There are officially zero excuses left for never having tried Peruvian food.
Peru Gourmet has called north Arlington home for just over a year now, so it’s past time for delicacies like ají de gallina, papa rellena, lomo saltado and, yes, even cau cau, Peruvian fare’s answer to Mexican menudo, to have made their way onto your dining radar.
Don’t use Tex-Mex or even traditional Mexican food as your starting point for picturing the perfect Peruvian feast, save one dish: ceviche. The icy Humboldt Current that flows through the Pacific Ocean just off Peru’s coast supports one of the most bountiful sources of seafood, and Peru Gourmet’s menu reflects it.
Appetizers and entrees are divided between seafood options and dishes criollos, which are basically Peruvian comfort foods. It all makes Peruvian food, and a night at Peru Gourmet, a study in culinary juxtaposition: Hot sits next to cold, acidic meets starchy, robust flavors intermingle with the delicate.
Starting with ceviche is always a good idea, but it’s a can’t-miss at Peru Gourmet. The acid of the citrus juice “cooks” either the tilapia chunks (ceviche de pescado, $17) or the octopus, shrimp and scallops (ceviche mixto, $20) and imbues it with a sweet taste and chewy texture offset by red onion and choclo, a white Andean corn with dime-sized kernels.
The citrus-juice mixture, spiced with rocoto and topped with shaved red onions, is also available as a stand-alone appetizer called leche de tigre, and served in a glass along with aides choclo and corn nuts. If its perceived benefits as both a hangover cure and an aphrodisiac could be scientifically confirmed, it might be the single most useful app in either of the Americas.
From the criollo section, try a papa rellena ($12), which turns a lightly fried potato into a croquette housing for a bit of lightly seasoned ground beef, onions, black olives, raisins and egg. The potato itself is omnipresent across the criollo section of the menu, but is also in the mix in the seafood section.
That’s no surprise, as over 3,800 kinds of potatoes are indigenous to Peru, though at Peru Gourmet, they all appeared to be russets. That in itself doesn’t warrant any complaint.
What may, though, is the service, depending on your luck of the waitstaff draw. Drinks went without refills and questions went unanswered until a knowledgeable and helpful member of the management team took over our table on a recent visit, an issue that’s easier to overlook if the bigger point is charting new culinary ground.
While appetizer portions skew slightly to the dainty side, entree portions are no joke at Peru Gourmet. The pescado a lo macho has a deep-fried tilapia fillet hiding underneath a seafood mix, sliced potatoes and a spicy sauce accompanied by a deceptively large pile of white rice.
The piqueo criollo ($25) offers a little of everything good about inland Peruvian cuisine. The ají de gallina, though not much to look at with a hard-boiled egg slice resting atop a rich brown broth of roughly gravy-level thickness, hides some of the best flavor and most tender chicken on the menu. Half a bowl is a meal, but the plate comes with three other Peruvian delights.

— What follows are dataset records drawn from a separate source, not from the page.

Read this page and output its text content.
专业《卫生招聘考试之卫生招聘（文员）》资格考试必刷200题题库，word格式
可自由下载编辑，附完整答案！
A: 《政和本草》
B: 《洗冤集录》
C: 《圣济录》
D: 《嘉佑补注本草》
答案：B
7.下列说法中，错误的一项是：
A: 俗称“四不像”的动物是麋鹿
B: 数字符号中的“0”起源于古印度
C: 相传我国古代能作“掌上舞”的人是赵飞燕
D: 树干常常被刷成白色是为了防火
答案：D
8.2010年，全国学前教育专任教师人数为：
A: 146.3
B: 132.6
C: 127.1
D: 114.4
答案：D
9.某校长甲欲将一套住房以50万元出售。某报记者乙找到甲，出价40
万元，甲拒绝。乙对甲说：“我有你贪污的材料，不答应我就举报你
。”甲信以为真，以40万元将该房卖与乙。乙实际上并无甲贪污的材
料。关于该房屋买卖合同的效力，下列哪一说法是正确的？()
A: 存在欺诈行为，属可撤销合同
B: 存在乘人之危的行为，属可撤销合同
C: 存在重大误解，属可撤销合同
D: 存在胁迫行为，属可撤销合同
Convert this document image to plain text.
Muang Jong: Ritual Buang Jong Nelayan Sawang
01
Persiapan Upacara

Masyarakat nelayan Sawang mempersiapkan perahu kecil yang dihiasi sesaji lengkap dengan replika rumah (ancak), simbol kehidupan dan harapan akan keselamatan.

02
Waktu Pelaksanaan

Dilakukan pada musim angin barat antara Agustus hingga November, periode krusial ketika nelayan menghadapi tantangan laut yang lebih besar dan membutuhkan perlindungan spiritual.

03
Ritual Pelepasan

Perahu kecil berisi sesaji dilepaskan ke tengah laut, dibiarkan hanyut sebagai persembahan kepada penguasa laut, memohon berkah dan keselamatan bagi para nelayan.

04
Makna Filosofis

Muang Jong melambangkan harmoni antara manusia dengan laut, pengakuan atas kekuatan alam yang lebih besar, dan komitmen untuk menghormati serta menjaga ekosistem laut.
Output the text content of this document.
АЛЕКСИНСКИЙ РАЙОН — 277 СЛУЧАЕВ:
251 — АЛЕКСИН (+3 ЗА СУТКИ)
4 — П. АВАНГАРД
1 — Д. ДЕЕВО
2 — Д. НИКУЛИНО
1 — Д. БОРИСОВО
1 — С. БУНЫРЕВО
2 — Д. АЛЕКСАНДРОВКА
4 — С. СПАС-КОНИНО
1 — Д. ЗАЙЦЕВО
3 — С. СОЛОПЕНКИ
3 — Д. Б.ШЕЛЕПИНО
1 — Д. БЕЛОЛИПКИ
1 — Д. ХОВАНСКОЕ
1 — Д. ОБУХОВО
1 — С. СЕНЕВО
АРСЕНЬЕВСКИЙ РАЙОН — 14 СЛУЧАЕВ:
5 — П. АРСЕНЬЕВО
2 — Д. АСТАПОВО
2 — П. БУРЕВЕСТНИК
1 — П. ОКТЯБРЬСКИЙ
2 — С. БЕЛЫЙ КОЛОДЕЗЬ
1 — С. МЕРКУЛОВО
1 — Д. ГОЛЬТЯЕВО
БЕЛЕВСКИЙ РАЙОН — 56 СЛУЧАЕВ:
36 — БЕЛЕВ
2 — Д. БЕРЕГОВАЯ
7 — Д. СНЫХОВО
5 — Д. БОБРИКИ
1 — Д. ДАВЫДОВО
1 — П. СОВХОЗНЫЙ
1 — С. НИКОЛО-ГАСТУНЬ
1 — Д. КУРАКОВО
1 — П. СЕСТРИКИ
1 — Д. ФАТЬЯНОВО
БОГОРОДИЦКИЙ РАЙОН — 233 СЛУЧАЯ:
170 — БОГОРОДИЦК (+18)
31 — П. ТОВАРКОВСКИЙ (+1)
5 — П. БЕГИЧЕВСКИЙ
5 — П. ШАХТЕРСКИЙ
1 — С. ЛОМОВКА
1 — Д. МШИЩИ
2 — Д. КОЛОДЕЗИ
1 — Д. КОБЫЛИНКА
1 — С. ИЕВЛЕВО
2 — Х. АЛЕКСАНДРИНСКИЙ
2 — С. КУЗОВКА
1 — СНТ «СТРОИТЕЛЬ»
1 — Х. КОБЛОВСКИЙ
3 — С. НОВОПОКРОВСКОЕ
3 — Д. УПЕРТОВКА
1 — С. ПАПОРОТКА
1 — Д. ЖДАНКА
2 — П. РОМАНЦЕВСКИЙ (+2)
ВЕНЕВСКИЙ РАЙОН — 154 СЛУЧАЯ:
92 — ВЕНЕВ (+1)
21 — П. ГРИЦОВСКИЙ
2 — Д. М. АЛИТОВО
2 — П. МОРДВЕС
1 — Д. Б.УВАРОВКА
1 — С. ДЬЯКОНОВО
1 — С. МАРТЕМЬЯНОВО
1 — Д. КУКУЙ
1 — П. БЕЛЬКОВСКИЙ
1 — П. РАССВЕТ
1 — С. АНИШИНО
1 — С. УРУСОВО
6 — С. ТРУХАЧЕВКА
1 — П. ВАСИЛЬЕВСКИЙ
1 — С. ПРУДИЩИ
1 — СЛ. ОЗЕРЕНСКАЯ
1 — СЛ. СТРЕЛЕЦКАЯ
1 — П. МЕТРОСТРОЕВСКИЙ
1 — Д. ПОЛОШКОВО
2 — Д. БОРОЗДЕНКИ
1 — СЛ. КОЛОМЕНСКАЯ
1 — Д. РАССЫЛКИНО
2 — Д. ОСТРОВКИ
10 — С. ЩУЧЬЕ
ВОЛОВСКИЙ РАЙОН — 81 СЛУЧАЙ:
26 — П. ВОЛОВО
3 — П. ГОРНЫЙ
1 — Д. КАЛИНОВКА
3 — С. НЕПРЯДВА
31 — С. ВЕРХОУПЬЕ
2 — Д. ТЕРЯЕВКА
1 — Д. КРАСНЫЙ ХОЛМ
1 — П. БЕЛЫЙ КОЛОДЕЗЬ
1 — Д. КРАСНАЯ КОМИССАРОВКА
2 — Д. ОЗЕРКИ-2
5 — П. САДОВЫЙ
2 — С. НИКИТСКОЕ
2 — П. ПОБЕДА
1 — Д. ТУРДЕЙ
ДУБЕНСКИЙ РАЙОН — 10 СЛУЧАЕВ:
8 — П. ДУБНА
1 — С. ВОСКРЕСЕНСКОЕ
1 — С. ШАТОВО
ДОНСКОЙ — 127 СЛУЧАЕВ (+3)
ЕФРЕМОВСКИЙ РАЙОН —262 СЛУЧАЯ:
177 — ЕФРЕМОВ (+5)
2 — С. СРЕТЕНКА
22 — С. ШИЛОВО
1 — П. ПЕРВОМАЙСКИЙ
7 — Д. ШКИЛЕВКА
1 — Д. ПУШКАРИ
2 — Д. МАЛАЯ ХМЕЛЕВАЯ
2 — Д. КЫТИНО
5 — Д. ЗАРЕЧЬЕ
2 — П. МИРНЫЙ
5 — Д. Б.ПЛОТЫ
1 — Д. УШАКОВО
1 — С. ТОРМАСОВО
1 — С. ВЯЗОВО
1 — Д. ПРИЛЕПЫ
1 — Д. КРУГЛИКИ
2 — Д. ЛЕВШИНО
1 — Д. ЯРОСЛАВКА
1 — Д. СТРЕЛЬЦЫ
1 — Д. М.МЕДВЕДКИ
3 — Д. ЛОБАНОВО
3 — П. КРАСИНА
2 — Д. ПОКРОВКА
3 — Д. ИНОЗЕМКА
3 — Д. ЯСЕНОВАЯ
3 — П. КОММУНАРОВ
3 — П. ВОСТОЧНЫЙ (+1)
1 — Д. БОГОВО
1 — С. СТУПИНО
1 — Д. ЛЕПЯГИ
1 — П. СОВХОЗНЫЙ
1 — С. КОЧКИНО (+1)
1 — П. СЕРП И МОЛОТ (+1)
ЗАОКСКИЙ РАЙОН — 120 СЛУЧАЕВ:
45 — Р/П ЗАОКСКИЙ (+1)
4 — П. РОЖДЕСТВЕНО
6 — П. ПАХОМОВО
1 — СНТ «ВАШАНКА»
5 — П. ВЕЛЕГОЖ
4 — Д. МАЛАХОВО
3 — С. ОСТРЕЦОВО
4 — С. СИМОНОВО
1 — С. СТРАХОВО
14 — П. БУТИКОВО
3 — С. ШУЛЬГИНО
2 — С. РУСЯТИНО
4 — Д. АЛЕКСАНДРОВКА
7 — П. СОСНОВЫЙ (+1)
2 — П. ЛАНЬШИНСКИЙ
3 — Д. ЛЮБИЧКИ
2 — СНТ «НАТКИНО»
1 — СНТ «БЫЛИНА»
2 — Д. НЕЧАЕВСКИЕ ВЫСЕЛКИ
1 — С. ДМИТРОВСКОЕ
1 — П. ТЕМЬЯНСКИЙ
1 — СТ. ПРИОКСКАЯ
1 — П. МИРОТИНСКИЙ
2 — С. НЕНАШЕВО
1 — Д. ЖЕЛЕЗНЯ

While arroz con pollo ($16 on its own) is straightforward enough, a sufficiently juicy drumstick aboard a boat of brown rice with vegetables, the other two delicacies at least take some getting used to. The cau cau is a tripe stew that avoids a tough, rubbery texture as much as the cut can, but is very strong — an acquired taste for anyone who already likes menudo or wants to branch out at the dinner table.
The papa a la huancaína is simpler and much more colorful than anything else on the sampler: three slices of potato sit atop a bed of lettuce and are covered in a sauce made from a combination of primarily amarillo chiles and queso fresco, served cold over the warm spuds. While that may come as a shock to the taste buds initially, it actually works.
Appreciating Peruvian food, and Peru Gourmet, its Arlington representative, is all about expectations meeting new flavors. If you can keep from comparing it to your favorite Mexican food joint, you may have just found a new favorite option from even farther south of the border.